Santa Clara aún duerme mientras yo escribo esta
nota. Habrá sol y nubes queriendo expulsar una llovizna que hará más fresco el día,
que comenzará con 22° y sin temor a huracanes. El cementerio abrirá su puerta
principal dentro de dos horas, y como es sábado, es posible que acudan muchas
más personas que lo habitual. A la izquierda del pórtico, en el exterior,
estarán situados los vendedores de jardineras y placas en granito, y floristas
proponiendo azucenas, gladiolos, boquitas de león y girasoles. Adentro, en la
quietud de la vida detenida, los ausentes, los que partieron un día.

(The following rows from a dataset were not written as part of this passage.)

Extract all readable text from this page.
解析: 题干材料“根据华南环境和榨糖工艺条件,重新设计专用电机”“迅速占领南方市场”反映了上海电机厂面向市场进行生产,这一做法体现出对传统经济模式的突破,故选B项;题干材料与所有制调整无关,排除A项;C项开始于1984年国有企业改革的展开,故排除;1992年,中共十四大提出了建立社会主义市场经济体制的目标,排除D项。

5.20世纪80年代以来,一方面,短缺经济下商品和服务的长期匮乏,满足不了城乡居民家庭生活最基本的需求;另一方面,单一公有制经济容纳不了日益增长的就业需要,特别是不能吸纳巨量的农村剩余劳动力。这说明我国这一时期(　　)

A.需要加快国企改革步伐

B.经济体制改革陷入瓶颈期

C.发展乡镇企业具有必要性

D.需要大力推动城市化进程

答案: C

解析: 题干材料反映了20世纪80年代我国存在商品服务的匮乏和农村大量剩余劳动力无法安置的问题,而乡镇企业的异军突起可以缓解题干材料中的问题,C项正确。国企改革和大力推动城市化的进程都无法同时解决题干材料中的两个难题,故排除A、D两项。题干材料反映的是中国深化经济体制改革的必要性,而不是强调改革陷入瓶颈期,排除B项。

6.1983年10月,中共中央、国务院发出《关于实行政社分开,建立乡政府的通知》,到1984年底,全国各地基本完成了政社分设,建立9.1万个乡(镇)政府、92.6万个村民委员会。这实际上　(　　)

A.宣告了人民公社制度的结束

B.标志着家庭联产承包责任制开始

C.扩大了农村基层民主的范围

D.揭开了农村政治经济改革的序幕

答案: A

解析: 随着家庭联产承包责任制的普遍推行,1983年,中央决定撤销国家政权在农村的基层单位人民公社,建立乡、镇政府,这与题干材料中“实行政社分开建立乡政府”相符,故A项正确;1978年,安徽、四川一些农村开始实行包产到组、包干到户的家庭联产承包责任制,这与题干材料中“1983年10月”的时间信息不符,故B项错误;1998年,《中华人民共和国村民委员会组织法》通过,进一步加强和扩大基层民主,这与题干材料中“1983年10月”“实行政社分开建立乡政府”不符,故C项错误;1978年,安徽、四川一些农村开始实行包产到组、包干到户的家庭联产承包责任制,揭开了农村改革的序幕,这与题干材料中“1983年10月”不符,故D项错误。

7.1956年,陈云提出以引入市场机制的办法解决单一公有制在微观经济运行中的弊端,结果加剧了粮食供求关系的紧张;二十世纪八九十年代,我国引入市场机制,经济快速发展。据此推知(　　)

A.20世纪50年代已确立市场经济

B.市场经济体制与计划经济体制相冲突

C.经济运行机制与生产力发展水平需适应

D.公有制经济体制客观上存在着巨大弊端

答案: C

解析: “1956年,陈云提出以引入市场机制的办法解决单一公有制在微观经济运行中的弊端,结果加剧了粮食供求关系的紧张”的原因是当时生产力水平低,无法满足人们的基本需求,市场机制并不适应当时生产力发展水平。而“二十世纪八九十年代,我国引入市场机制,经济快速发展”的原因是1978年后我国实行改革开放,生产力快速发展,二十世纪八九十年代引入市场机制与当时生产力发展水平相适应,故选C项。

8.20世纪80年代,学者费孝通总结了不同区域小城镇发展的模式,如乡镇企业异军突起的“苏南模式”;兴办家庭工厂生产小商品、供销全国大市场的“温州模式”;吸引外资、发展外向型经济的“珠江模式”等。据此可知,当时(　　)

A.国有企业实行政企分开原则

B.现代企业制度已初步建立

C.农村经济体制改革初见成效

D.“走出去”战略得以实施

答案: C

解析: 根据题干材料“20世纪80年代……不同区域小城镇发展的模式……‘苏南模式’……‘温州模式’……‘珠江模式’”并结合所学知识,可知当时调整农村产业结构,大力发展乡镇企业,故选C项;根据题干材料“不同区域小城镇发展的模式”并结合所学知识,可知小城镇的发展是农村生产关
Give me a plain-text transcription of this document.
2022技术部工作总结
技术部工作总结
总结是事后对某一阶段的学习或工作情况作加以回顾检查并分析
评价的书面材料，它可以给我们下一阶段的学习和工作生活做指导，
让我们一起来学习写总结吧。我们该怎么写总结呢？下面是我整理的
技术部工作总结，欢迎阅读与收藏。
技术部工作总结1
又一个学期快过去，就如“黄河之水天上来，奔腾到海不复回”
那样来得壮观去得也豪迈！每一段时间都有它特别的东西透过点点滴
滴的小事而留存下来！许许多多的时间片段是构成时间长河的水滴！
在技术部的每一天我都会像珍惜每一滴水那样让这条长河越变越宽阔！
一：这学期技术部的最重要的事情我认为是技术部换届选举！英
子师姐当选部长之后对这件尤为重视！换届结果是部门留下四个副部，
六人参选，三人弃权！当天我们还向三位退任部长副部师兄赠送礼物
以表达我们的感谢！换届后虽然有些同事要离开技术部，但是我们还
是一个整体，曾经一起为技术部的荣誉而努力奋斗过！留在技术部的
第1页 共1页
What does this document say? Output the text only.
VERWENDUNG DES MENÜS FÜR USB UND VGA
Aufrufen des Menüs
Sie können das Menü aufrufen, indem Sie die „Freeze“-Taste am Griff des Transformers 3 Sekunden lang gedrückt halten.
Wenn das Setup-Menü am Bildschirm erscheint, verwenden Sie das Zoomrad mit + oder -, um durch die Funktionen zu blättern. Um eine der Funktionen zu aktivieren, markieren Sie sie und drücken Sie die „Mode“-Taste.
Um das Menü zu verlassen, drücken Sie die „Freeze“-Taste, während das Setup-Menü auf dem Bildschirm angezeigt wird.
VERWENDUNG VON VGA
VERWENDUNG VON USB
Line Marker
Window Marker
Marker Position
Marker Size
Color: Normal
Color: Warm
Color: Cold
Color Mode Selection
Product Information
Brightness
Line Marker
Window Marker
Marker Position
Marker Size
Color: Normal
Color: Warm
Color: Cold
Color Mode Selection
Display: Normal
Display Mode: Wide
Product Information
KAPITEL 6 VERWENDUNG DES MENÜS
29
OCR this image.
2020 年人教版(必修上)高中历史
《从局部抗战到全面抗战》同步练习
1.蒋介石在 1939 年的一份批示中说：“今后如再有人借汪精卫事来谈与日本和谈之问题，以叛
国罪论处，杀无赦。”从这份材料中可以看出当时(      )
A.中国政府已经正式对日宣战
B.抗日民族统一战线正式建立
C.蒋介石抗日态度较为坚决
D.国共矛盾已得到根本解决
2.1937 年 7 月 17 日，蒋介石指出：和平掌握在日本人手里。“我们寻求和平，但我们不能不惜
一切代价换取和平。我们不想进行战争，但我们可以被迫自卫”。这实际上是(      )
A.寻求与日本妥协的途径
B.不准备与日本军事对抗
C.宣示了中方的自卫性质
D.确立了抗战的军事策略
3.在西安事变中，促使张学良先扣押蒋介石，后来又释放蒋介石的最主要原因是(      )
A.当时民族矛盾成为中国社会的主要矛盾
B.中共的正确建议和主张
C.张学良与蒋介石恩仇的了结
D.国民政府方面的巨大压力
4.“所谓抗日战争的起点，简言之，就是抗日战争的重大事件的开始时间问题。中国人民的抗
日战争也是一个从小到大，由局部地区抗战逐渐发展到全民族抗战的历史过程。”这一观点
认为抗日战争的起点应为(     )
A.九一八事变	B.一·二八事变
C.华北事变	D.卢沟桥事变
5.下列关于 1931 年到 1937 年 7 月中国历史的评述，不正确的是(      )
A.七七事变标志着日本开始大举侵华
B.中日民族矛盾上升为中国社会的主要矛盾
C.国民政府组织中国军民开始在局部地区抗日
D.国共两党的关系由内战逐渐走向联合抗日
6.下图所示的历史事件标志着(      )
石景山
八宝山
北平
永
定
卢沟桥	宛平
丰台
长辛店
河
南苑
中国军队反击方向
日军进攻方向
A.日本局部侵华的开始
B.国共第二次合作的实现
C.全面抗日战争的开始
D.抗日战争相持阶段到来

Me tomo una pausa para pensar en aquel 2 de
noviembre en que dejamos Quito para ir a Guachala, una de las más viejas
haciendas del Ecuador. Apenas instalados en la hacienda, salimos a la carretera
y tomamos un autobús hasta Cangahua. El pueblito bullía, y cada vez llegaba más
gente, en su mayoría, habitantes de las comunidades indígenas que viven en los
alrededores, una zona de suelos cangahuosos, volcánicos, trabajados por la erosión. La aridez se
reflejaba en el rostro de los indios, cabizbajos, silenciosos, en marcha hacia
el cementerio con sus jolgorios de comidas, sus recipientes de colada morada y
sus guaguas de pan. Asistimos a la fiesta que ofrecen los vivos a los muertos,
comiendo los platos que gustaban los ausentes, tomando las bebidas que ellos
preferían, sentados sobre la tierra seca, o desyerbando un cuadrado pobre donde
un ser querido reposa. La tristeza nos invadió y al rato dejamos el cementerio,
al que seguían acudiendo blancos y mestizos de poblaciones allegadas y los
indios con sus ponchos coloridos, las mejillas quemadas por el viento seco que
sopla en los Andes. De regreso a Guachala, en lugar de bajarnos en el portón de
la hacienda, seguimos a Cayambe, un pueblo a los pies del volcán del mismo
nombre, alto de casi 6000 metros. Cayambe era también un hormigueo y las
galerías interiores del cementerio apenas daban cabida a tanta gente. Escenas
familiares tristes y acordes de guitarras en cada recodo del camposanto. Un
músico ciego iba de tumba en tumba sacándole a su acordeón notas muy tristes y
letras quejosas que envolvían el lugar de una honda melancolía.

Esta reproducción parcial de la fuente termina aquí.